In the two previous cases to reach the federal appeals court level, both the 5th Circuit and 11th Circuit ruled that CSLI could be obtained without a warrant because it constituted a business record kept by a third party, namely, the cell service provider. That’s a dangerous precedent.

The 4th U.S. Circuit Court of Appeals went an entirely different way in today’s ruling, saying that obtaining historical CSLI for an extended period without a warrant violates people’s reasonable expectation of privacy in places like their homes:

We hold that the government conducts a search under the Fourth Amendment when it obtains and inspects a cell phone user’s historical CSLI for an extended period of time. Examination of a person’s historical CSLI can enable the government to trace the movements of the cell phone and its user across public and private spaces and thereby discover the private activities and personal habits of the user. Cell phone users have an objectively reasonable expectation of privacy in this information. Its inspection by the government, therefore, requires a warrant, unless an established exception to the warrant requirement applies.

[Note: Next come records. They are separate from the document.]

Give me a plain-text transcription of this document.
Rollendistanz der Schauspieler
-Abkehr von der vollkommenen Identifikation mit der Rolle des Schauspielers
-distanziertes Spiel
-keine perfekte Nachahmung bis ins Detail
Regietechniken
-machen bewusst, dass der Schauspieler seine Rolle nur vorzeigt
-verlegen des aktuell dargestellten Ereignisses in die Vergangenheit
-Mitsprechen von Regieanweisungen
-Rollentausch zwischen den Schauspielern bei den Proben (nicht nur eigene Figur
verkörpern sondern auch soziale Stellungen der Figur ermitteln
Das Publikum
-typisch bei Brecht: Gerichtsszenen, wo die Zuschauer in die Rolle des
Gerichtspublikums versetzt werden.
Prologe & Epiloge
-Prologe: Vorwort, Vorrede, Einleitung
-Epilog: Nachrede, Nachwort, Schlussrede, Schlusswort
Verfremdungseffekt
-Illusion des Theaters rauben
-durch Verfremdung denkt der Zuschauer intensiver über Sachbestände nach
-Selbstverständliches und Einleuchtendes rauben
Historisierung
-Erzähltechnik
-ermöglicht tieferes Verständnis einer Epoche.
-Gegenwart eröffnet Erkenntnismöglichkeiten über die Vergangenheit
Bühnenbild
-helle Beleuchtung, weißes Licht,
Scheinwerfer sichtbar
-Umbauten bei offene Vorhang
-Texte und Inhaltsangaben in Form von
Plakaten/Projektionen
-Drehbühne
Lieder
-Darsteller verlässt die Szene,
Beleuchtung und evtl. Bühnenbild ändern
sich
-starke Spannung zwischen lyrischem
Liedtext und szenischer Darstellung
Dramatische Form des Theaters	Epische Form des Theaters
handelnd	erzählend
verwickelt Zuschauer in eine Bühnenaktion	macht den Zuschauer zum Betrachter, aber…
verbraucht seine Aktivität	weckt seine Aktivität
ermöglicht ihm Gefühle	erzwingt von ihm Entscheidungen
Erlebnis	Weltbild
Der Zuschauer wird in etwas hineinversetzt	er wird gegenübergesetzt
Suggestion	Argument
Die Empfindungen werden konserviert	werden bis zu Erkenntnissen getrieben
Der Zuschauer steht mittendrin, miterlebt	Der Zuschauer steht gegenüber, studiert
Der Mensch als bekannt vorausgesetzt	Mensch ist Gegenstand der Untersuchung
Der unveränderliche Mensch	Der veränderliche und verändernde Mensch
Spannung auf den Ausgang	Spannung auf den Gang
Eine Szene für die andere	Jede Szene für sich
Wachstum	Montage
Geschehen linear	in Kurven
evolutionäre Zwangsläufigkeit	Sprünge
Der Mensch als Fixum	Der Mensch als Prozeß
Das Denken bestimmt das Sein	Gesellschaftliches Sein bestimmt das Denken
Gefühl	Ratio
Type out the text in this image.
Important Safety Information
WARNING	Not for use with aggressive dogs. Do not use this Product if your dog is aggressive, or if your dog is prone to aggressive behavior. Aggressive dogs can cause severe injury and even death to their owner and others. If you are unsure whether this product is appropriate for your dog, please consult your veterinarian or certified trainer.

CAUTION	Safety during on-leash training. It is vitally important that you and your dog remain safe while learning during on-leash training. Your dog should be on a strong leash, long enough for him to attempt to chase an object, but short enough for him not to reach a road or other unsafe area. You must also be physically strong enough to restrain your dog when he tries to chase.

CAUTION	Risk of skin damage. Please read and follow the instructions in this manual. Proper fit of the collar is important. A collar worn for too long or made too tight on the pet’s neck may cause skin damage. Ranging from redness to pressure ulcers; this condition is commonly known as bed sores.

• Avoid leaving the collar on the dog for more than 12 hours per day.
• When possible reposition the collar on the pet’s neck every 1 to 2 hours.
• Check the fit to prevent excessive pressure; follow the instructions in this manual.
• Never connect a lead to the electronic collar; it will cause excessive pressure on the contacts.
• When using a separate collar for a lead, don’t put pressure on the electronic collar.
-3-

The decision draws on the recent Supreme Court Ruling concerning warrantless GPS tracking. In that case, the court ruled that a huge amount of GPS information created an intimate portrait of a person—more than a person could reasonably expect to be kept private from the government’s prying eyes.

The 4th Circuit builds on the GPS decision, noting that CSLI reveals a stunning amount of information, much of which should be private. You’ve got your phone on you at all times! In this case, the sheer magnitude of data that investigators thought they could seize under probable cause is stunning:

As it turns out, the CSLI records did reveal an impressive 29,659 location data points for Graham and 28,410 for Jordan, amounting to well over 100 data points for each Appellant per day on average. This quantum of data is substantial enough to provide a reasonably detailed account of Appellants’ movements during the 221-day time period, including movements to and from the cell-site sectors in which their homes were located.


Obviously, this is a particularly egregious violation that lends itself well to consideration at a higher level in the courts. (The ACLU has a nice overview of the Graham case from a few years ago, in case you don’t want to plow through the whole decision.)

But the fact that several different courts have different opinions on the matter of CSLI means it’s increasingly likely the Supreme Court might consider the question sometime soon. The most recent decision is a heartening one for privacy advocates. It seems the courts are starting to acknowledge that just because you create data doesn’t mean the government has an inherent right to see it.